Report: Among 501 RWA income assets, only 34 have an on-chain scale exceeding 50 million USD, and 93% have not yet accessed DeFi
According to The Defiant, Electric Capital released a research report on Monday, reviewing 501 real-world yield assets and cross-referencing them with tokenized assets that currently have significant on-chain activity. The report shows that only 34 yield assets have an on-chain scale exceeding $50 million, primarily concentrated in U.S. Treasuries, private credit, corporate bonds, and non-U.S. sovereign bonds; the remaining 93% of yield sources are still blocked by seven categories of obstacles, covering legal structures, asset-backed security challenges, and the real integration challenges of commodities and computing infrastructure.
The report points out that distribution channels are the main bottleneck: among 35 non-stablecoin on-chain yield RWAs, only 2 have more than 2,000 holders.
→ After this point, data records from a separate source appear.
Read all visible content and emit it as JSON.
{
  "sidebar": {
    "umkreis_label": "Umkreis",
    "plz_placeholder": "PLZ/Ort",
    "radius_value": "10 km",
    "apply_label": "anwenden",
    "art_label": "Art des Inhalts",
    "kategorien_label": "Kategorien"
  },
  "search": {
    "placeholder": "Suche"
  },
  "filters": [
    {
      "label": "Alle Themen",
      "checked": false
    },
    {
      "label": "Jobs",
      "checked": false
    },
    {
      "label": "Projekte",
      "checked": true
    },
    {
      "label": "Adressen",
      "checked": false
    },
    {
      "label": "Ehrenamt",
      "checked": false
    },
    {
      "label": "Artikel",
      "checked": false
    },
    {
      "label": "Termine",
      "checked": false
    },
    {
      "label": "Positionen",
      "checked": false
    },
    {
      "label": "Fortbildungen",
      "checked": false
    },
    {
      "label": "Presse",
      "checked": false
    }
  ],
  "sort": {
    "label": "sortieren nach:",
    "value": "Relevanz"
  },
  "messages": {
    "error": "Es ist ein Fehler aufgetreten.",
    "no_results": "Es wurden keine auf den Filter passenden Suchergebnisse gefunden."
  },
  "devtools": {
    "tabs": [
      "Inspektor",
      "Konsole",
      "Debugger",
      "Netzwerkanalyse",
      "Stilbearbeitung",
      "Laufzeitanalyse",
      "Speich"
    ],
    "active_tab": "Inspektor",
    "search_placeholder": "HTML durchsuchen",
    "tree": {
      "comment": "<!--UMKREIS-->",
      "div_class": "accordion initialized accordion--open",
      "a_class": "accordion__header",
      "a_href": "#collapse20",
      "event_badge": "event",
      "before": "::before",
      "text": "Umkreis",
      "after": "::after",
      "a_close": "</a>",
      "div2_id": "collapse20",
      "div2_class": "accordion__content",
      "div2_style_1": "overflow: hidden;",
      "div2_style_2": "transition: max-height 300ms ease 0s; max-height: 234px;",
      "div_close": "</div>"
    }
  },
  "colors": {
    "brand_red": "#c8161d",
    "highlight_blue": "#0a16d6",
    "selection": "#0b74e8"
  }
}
Part of the reason is design limitations, such as BlackRock's BUIDL requiring a minimum investment of $5 million, but data shows that most tokenized assets still rely on a few large deployers and treasury managers. The top ten holders of BUIDL control 98% of its supply, with holders mainly being protocols like Ethena, Ondo, and Sky.
Electric Capital believes that five factors will drive more assets on-chain: the growth of stablecoin scale and diversification of yield preferences, differentiated competition among protocols, treasury infrastructure absorbing duration risk, layered mechanisms expanding the buyer base, and leveraged cycles amplifying demand for collateral assets. The report also notes that Goldman Sachs expects AI infrastructure spending to exceed $50 billion by 2026, with GPU leasing, data center construction, and energy contracts expected to become emerging catalytic scenarios for on-chain financing.